Lo del “peso muerto” también es de película. Así se le dice a la gente que retrasa a sus compañeros de grupo, y que suele ser de más edad, más débil. Al final, el peso muerto se deja morir para que el resto pueda salvarse, huir de la lava del volcán, subir al bote que los salvará del fin del mundo, cualquier cosa. Se tiran a la lava. O se quedan viendo cómo viene la ola y se los lleva.

Y yo pienso en decirle que vea que estoy cargando la caja de Celeste, que todos tenemos miedo, que estamos aquí por ella. Pero entiendo. Entiendo. Y digo:

—No —y me paro—, vamos a continuar y vamos a hacerlo juntas. Nadie se queda atrás.

Señalo que continuemos por la avenida. Hay trozos de metal entre los escombros: me da la impresión de que eran parte de un autobús, de los más grandes entre los carros que se movían solos. Este lugar también es de los muy desiertos, muy salvajes. Aquí no ha llegado ni la Tropa. No hay ni animales: ni siquiera cucarachas o ratas. Todo está muerto.

No veo esqueletos, pero alrededor de nosotras debe haber muchos. Tal vez estén bajo escombros o dentro de ruinas. En el Centro, los cuerpos se recogen también para que no causen enfermedades cuando se pudran. ¿Pero aquí? ¿Quién los iba a recoger cuando el mundo se cayó?

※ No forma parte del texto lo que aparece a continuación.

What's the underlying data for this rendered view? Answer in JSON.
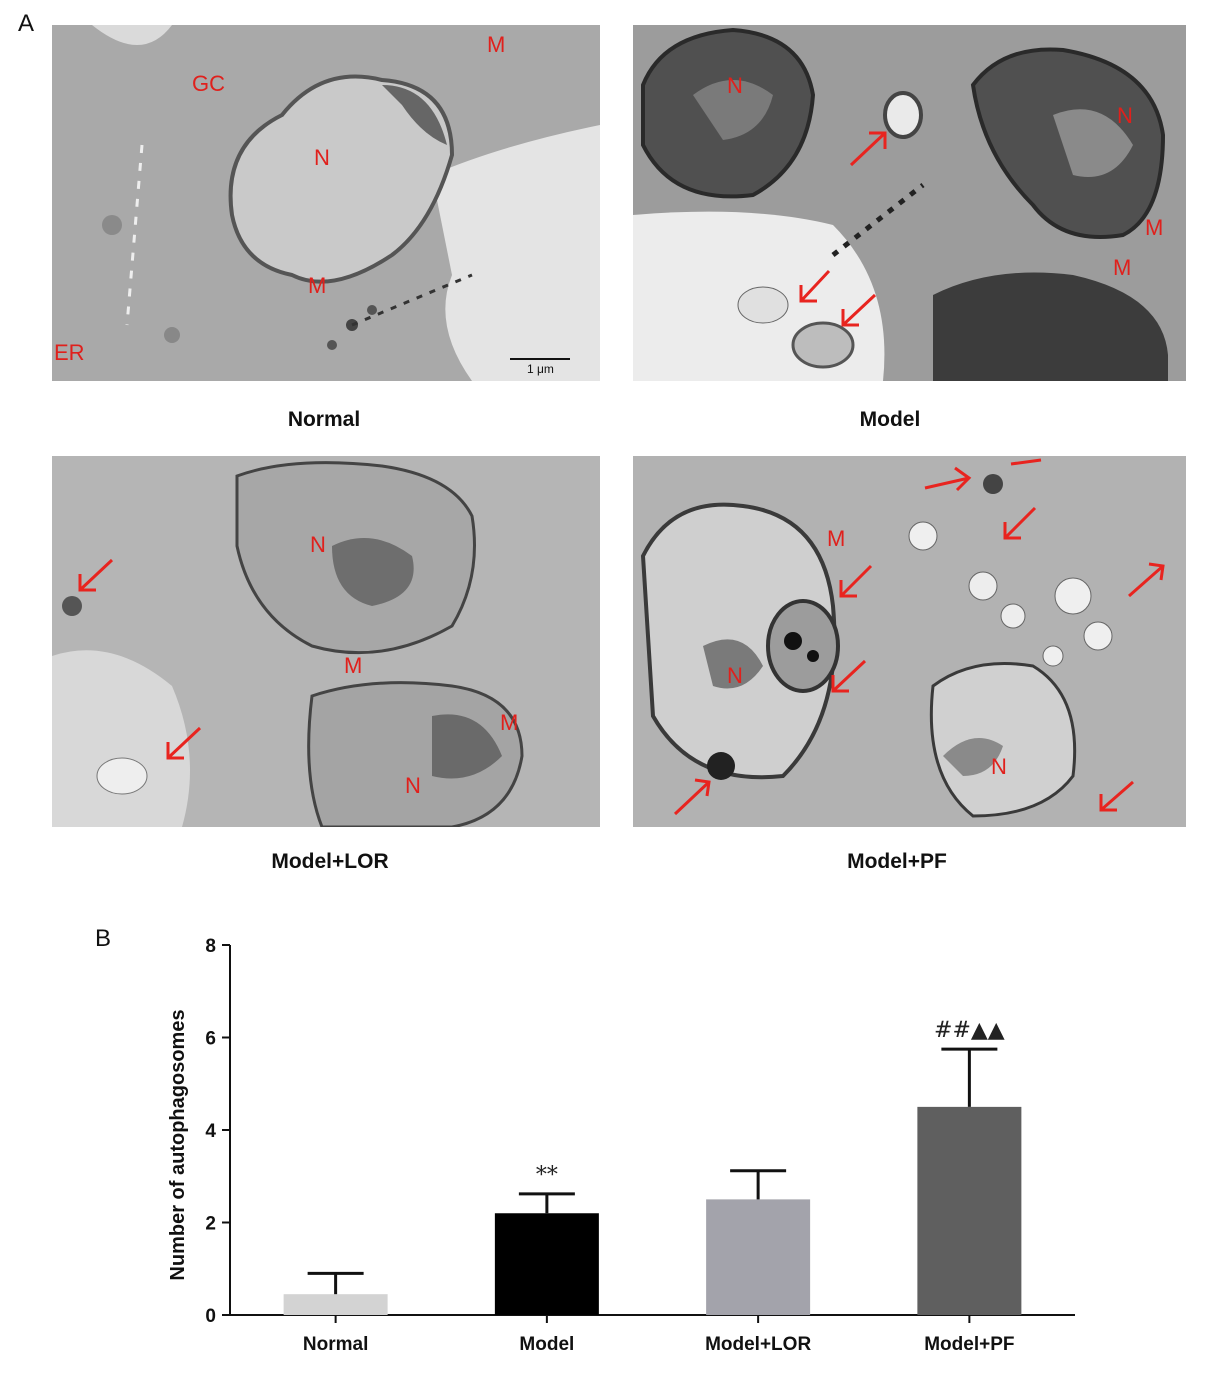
{
  "figure": {
    "panel_a_letter": "A",
    "panel_b_letter": "B",
    "micrographs": [
      {
        "caption": "Normal",
        "scale_bar": "1 μm",
        "labels": [
          {
            "text": "GC"
          },
          {
            "text": "M"
          },
          {
            "text": "N"
          },
          {
            "text": "M"
          },
          {
            "text": "ER"
          }
        ],
        "arrows": 0
      },
      {
        "caption": "Model",
        "labels": [
          {
            "text": "N"
          },
          {
            "text": "N"
          },
          {
            "text": "M"
          },
          {
            "text": "M"
          }
        ],
        "arrows": 3
      },
      {
        "caption": "Model+LOR",
        "labels": [
          {
            "text": "N"
          },
          {
            "text": "M"
          },
          {
            "text": "M"
          },
          {
            "text": "N"
          }
        ],
        "arrows": 2
      },
      {
        "caption": "Model+PF",
        "labels": [
          {
            "text": "M"
          },
          {
            "text": "N"
          },
          {
            "text": "N"
          }
        ],
        "arrows": 8
      }
    ],
    "colors": {
      "label_red": "#e0201c",
      "arrow_red": "#e8241f"
    }
  },
  "chart_data": {
    "type": "bar",
    "categories": [
      "Normal",
      "Model",
      "Model+LOR",
      "Model+PF"
    ],
    "values": [
      0.45,
      2.2,
      2.5,
      4.5
    ],
    "errors": [
      0.45,
      0.42,
      0.62,
      1.25
    ],
    "significance": [
      "",
      "**",
      "",
      "##▲▲"
    ],
    "bar_colors": [
      "#d3d3d3",
      "#000000",
      "#a3a3ab",
      "#5f5f5f"
    ],
    "title": "",
    "xlabel": "",
    "ylabel": "Number of autophagosomes",
    "ylim": [
      0,
      8
    ],
    "yticks": [
      0,
      2,
      4,
      6,
      8
    ],
    "grid": false
  }
}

Por otra parte, el que todo esté muerto tiene una ventaja: oiremos desde mucho antes a cualquiera que intente llegar a adonde estemos.

Seguimos adelante.

—Oye, Sita, sobre lo que te dijo tu abuela… —me dice Celeste—, esto nomás lo oyes tú. Ya sabía que nos quieres, pero igual te lo agradezco, y ella también, porque los demás te siguen, aunque en realidad no nos conozcan. Y no me digas que no. Tú eres la jefa ahora. Eres nuestra Boudica.

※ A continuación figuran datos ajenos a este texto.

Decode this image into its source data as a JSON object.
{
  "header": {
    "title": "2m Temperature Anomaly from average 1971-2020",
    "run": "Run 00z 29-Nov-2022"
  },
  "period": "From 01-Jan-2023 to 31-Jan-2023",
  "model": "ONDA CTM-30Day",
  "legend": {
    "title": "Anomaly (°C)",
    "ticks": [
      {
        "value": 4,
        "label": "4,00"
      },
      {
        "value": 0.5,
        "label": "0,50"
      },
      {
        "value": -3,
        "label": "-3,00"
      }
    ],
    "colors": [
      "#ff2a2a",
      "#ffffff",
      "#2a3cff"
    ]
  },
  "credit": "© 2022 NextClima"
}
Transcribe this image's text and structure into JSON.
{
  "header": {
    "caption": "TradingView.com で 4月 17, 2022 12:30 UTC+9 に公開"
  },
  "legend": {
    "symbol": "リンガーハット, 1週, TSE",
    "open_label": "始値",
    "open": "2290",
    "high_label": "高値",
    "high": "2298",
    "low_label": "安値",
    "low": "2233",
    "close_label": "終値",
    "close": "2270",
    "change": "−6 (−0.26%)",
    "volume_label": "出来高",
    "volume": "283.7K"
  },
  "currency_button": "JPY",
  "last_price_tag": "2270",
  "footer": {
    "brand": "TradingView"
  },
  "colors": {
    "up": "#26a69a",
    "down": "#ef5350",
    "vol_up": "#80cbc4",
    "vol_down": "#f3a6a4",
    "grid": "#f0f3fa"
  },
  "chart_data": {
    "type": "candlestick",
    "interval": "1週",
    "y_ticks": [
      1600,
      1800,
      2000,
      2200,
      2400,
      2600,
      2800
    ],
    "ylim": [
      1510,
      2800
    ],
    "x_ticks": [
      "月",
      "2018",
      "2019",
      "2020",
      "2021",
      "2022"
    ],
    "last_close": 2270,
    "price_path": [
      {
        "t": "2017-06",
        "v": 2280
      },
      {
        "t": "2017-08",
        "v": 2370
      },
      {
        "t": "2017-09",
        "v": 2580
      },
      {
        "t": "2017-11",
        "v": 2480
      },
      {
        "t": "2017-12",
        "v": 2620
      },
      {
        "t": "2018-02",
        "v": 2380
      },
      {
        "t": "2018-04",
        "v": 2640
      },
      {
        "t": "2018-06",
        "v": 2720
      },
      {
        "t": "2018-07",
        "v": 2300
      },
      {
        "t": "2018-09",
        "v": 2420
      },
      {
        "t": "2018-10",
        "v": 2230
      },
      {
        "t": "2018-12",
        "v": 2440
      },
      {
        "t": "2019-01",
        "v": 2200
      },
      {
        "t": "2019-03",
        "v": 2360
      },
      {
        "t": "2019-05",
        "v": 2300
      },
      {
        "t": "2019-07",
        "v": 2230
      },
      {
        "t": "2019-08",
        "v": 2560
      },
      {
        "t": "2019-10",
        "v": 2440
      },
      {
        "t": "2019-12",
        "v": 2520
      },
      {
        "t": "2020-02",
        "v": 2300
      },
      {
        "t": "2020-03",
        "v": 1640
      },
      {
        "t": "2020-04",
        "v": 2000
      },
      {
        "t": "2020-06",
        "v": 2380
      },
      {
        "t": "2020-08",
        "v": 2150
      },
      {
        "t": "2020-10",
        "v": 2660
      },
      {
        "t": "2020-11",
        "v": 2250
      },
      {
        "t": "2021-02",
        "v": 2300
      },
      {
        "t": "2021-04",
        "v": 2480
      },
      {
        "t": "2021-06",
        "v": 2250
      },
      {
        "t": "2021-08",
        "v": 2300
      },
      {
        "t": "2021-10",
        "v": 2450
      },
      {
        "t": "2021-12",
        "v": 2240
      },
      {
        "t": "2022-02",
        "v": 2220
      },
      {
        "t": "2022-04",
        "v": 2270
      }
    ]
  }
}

Ahora le podría decir que no tengo idea de quién será Boudica, o que ellas dos son las que saben bien qué hacer al final, en el último tramo de este viaje, suponiendo que lleguemos tan lejos. O que el Tesoro está también en la caja que llevo, sí, pero yo no podría usarlo sola…

Otra vez no digo nada. Seguimos adelante. El cielo se está oscureciendo todavía más. Las nubes ya vienen hacia nosotras.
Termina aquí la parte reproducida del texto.